Metered taxi operators on Sunday night welcomed the announcement by the provincial government that the Uber taxi industry would be regulated.
Gauteng Metered Taxi Council general secretary Hendrick Ndou said it was commendable that provincial stakeholders had finally stepped in and required that all Uber operators be known.
It also emerged on Sunday that Pretoria had witnessed more sporadic incidents of territorial violence between Uber and metered taxi operators with 204 attacks, most of them in Hatfield.
Joburg followed with 86 and there were four in Ekurhuleni.
Premier David Makhura said this escalation of violence between the two service providers was threatening peace and stability in the province.
Crimes committed include murder, attempted murder, arson, assault, theft, robbery, hijacking of vehicles and verbal intimidation.
Special task force
Makhura announced the establishment of a special police task force to bring the situation under control. He said he had also appointed a special cabinet committee tasked with ensuring that the taxi industry was integrated into the broader public transport system.
“The metered taxi service is regulated by section 66 of the National Land Transport Act 2009. The legislation is being amended to accommodate e-hailing services to legally allow for the registration of technology-based public transport operations,” he said.
“In the interim, the closest form of legislated and regulated public transport for Uber is that of the metered taxi service. This will legitimise their operations in the province and place them on an equally regulated footing with other public transport operators.
“Prior to 2007, the metered taxi industry was not registered on the Registration Administration System. The system is dedicated to the minibus taxi industry to enable their regulation and capturing of routes.”
There were 2909 meter taxi operators on the records of the Department of Roads and Transport, most not compliant, he said. There were about 500 metered taxis with permits since 2007.
“Between May 2016 and July 2017, the department received 2321 applications for the operating licences from Uber partner drivers. Of these, 624 have been approved and a further 209 are pending approval,” Makhura said.
‘Fair playing ground’
In reaction, Ndou said their call had always been for all transport operators to be licensed and subjected to the same requirements metered taxis had been complying with.
He conceded that although focus had been squarely on app-based operators being regulated to ensure a fair playing ground for all, they too had been guilty of non-compliance.
“We are not against competition; all we want are equal opportunities. Let people use the service they want to. But let us all be subjected to the same licensing requirements and regulations,” Ndou said.
“If metered taxis are to be restricted to certain areas, then so too should Uber be, unless it is a drop-off or pre-arranged trip.”
Announcing the intervention, Makhura said this would be instituted immediately to avoid the situation getting to a point where “hits” were carried out.
“We will work closely to come up with a multi-sectoral intervention that will be rolled out in the entire province to bring this violence to an end and ensure no additional lives are lost.
“In this regard a special police task force will be established to bring the situation under control.
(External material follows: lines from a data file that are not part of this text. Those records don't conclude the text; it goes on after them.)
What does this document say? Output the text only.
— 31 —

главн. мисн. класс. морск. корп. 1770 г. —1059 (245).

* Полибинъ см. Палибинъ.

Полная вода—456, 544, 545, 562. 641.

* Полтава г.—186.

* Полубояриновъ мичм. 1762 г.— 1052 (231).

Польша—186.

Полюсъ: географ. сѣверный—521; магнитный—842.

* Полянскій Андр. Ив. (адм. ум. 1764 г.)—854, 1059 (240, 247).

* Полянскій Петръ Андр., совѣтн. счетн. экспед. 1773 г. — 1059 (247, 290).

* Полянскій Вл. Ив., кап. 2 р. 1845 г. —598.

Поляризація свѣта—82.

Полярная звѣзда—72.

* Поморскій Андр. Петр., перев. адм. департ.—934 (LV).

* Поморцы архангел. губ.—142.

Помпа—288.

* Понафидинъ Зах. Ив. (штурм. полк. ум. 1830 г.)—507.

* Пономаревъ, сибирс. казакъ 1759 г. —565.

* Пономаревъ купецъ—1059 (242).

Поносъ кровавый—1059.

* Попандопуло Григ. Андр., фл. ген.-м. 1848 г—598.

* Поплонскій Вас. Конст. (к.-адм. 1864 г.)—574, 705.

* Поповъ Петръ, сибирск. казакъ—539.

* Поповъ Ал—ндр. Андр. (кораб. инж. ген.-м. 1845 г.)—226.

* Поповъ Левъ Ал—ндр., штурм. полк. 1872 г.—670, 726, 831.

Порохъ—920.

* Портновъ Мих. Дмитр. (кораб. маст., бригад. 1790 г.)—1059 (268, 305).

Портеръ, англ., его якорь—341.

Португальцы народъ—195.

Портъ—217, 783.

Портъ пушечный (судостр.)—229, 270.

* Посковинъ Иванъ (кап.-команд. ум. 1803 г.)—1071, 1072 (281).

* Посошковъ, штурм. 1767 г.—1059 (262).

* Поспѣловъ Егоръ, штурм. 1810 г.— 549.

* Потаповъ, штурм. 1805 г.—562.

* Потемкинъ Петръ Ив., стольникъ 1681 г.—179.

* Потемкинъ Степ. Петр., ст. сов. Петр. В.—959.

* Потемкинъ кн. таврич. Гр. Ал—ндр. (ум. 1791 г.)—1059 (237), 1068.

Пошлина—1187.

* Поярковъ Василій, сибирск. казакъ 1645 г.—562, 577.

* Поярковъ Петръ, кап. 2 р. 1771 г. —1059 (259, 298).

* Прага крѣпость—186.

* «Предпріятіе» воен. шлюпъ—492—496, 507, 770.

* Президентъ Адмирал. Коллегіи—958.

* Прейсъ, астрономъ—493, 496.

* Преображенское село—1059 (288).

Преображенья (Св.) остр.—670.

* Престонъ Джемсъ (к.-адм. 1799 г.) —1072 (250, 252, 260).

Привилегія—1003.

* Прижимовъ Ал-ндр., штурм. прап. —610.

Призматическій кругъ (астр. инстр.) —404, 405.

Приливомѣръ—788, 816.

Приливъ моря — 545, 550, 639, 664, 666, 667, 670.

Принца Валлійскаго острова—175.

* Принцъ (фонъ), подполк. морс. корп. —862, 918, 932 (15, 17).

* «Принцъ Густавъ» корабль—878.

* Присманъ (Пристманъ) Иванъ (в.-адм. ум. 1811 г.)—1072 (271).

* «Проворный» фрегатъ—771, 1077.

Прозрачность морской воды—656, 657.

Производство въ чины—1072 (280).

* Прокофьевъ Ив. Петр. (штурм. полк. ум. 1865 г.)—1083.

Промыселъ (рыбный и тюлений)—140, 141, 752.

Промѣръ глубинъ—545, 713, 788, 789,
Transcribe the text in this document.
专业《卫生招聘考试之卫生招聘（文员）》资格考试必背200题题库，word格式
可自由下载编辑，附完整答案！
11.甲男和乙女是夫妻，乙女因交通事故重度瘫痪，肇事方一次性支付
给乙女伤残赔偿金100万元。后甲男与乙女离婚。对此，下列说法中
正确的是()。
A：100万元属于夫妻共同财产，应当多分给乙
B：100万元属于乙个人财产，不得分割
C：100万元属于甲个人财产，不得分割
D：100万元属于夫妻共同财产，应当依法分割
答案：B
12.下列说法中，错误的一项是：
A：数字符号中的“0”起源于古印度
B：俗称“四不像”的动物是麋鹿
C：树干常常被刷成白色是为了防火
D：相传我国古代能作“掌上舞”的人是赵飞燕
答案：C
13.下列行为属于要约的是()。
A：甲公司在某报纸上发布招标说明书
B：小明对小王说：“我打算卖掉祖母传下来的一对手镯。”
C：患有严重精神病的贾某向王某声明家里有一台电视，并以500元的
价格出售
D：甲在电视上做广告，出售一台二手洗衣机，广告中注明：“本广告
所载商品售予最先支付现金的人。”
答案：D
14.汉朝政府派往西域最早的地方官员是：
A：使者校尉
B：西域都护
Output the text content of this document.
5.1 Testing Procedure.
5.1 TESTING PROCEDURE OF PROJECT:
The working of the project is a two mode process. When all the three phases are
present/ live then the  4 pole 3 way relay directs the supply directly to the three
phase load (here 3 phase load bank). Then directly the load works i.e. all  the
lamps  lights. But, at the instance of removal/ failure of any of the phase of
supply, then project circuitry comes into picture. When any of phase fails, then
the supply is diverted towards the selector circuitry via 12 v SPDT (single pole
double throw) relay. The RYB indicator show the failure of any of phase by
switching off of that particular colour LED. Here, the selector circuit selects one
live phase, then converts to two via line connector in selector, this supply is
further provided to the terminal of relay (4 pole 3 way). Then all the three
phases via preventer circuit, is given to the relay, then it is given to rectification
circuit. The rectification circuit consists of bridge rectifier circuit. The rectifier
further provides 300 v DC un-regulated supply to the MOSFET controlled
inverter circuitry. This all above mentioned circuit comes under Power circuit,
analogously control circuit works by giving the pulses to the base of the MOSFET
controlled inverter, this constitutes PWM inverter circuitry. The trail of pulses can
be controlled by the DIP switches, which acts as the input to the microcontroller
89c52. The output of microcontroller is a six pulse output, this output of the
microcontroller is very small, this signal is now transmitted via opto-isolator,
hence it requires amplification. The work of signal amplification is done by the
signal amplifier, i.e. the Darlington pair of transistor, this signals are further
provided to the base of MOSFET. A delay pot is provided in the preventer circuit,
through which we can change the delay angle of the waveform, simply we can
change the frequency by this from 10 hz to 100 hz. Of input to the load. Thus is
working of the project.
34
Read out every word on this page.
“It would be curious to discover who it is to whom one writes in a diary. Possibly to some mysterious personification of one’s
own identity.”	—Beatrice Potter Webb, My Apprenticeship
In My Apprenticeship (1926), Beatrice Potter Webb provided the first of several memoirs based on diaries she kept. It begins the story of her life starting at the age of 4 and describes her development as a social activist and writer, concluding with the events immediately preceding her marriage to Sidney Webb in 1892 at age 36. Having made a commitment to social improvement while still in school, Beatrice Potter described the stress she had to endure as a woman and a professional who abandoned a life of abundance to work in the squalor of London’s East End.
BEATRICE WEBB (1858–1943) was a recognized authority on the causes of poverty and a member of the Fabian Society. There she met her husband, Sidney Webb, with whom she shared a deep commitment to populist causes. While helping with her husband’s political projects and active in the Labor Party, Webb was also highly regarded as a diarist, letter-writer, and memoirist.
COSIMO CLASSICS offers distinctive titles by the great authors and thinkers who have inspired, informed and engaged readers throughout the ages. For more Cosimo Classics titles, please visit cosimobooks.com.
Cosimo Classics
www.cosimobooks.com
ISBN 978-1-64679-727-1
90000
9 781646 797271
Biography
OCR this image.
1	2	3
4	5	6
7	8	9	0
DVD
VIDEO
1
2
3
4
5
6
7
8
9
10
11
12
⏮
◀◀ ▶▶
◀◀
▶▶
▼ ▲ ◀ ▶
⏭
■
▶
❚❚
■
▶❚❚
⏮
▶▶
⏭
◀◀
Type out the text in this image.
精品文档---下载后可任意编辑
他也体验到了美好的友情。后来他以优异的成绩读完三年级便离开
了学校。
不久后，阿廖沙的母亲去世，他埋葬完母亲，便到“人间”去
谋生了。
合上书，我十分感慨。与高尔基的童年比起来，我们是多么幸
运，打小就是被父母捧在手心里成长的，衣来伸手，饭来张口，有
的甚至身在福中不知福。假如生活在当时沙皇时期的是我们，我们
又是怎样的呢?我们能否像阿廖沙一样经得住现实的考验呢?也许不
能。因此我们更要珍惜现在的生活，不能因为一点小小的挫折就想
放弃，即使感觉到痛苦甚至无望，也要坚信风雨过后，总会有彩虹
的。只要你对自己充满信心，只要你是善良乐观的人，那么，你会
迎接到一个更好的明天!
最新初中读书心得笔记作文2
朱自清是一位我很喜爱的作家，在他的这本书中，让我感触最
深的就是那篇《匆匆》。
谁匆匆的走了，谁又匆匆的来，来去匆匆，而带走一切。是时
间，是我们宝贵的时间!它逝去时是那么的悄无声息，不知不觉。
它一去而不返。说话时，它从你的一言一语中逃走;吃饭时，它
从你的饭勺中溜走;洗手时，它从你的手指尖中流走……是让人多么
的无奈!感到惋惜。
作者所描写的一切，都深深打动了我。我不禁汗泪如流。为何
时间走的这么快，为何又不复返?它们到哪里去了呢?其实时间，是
Minister of Police Fikile Mbalula has committed to support the province in this regard.”
Makhura said a committee would be established that engaged extensively with the industry whenever there were challenges.
“In the meantime, I would like to urge all law enforcement agencies to impound those operators that are engaged in acts of violence; where life and limb is threatened we will not sit back. We will work tirelessly to end the violence,” he said.
Makhura said all operators of public transport should comply with efforts aimed at clamping down on illegal operators.
To date, a total of 66 vehicles had been impounded, 43 of these Uber, eight meter taxis and 15 minibus taxis, he said.
“We have increased police visibility in Tshwane, at OR Tambo International Airport and in Sandton, the identified hotspots for Uber and metered taxi violence.”
Low number of arrests
However, he expressed concern about the low number of arrests, with more than 166 cases reported and only 28 suspects arrested.
Transport MEC Ismail Vadi said: “Our main concern is that if we don’t have a list of Uber drivers, it will make it difficult to track down people with criminal records or criminal intentions should something happen.”
He said their drive for all transport modes to be regulated and registered was not with the intention of making it difficult for Uber drivers specifically, as historically metered taxis had also not been compliant.
Vadi noted they were aware that licence requirements stating that a car should not be older than 10 years were seen as discriminatory to metered taxi operators.
He added: “There will be no cut-off period for transport operators to comply with regulation requirements. Our main priority is to assist those who want to comply and make an honest living.”
Makhura concurred and added that instead of the archaic requirements which were often problematic and discriminatory, they wanted to rather focus on the cars being roadworthy in order to avoid unfairly discriminating against operators with older vehicles.